Thanksgiving, and the holidays in general often bring family arguments. The “New York Times” recently offered some suggestions for arguing fairly
LISTEN CAREFULLY — The aim of an argument should not be proving who is right, but conveying that you care about the issues. Show the person with whom you are speaking that you care about what he or she says. When you listen, go all in. Don’t half-listen while figuring out what you’re going to say next.
REFRAIN FROM ‘DROPPING THE ANCHOR’ — Some people start an argument by staking their position and refusing to budge, an impulse called “dropping the anchor.” Instead, try to understand the other person’s point of view; it does not mean you have to agree with him or her, or that you are abandoning deeply felt objections to, for example, racism or sexism.

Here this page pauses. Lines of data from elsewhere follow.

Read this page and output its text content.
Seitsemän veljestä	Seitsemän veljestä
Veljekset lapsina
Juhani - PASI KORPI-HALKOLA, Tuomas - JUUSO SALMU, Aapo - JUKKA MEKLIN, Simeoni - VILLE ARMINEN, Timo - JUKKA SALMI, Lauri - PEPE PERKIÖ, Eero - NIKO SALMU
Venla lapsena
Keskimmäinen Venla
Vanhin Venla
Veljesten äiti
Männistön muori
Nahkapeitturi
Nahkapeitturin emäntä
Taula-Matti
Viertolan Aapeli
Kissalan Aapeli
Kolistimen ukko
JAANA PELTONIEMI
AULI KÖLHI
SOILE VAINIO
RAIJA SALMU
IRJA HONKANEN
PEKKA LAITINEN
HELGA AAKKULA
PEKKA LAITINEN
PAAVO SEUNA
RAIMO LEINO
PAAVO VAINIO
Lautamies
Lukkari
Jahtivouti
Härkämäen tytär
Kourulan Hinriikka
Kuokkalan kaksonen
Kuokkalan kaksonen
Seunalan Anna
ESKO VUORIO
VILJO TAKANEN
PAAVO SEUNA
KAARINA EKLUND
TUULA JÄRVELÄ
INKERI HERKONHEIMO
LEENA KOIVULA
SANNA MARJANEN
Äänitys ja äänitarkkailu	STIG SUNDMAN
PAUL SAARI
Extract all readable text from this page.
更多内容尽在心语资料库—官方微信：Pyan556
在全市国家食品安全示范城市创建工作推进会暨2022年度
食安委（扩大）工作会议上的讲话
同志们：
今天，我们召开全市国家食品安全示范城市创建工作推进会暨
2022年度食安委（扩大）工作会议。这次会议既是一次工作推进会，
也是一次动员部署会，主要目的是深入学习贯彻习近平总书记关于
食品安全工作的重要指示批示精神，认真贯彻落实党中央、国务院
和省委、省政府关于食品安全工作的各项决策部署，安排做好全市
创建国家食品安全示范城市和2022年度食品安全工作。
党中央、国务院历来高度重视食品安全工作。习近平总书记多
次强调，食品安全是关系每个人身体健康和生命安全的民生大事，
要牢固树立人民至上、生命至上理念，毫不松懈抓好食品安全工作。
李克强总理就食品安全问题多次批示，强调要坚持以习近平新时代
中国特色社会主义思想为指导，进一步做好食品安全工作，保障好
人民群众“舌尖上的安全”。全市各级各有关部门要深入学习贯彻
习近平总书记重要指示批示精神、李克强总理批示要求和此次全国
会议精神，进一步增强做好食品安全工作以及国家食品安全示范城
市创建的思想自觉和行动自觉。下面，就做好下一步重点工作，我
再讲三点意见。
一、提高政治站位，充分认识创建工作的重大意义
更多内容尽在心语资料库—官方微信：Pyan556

MIND YOUR BODY LANGUAGE — Your body language can send messages that are more compelling than your words. Try to avoid gestures that are patronizing or defensive, like crossing your arms or clenching your jaw. Maintain eye contact in a way that is not a stare-down. Lean forward slightly to show you are interested. And no eye-rolling.
DON’T ARGUE TO WIN — Don’t think of an argument as an opportunity to convince the other person of your view; think of it as a way to test and improve your opinions, and to gain a better understanding of the other side. It’s rarely productive to nitpick errors in your opponent’s remarks or to argue just to “win.”
KNOW THE FACTS — A good argument is supported by evidence, but that is just a starting point. Sometimes, especially with political back-and-forths, one side will look only at evidence supporting its own position, conveniently leaving out the full picture.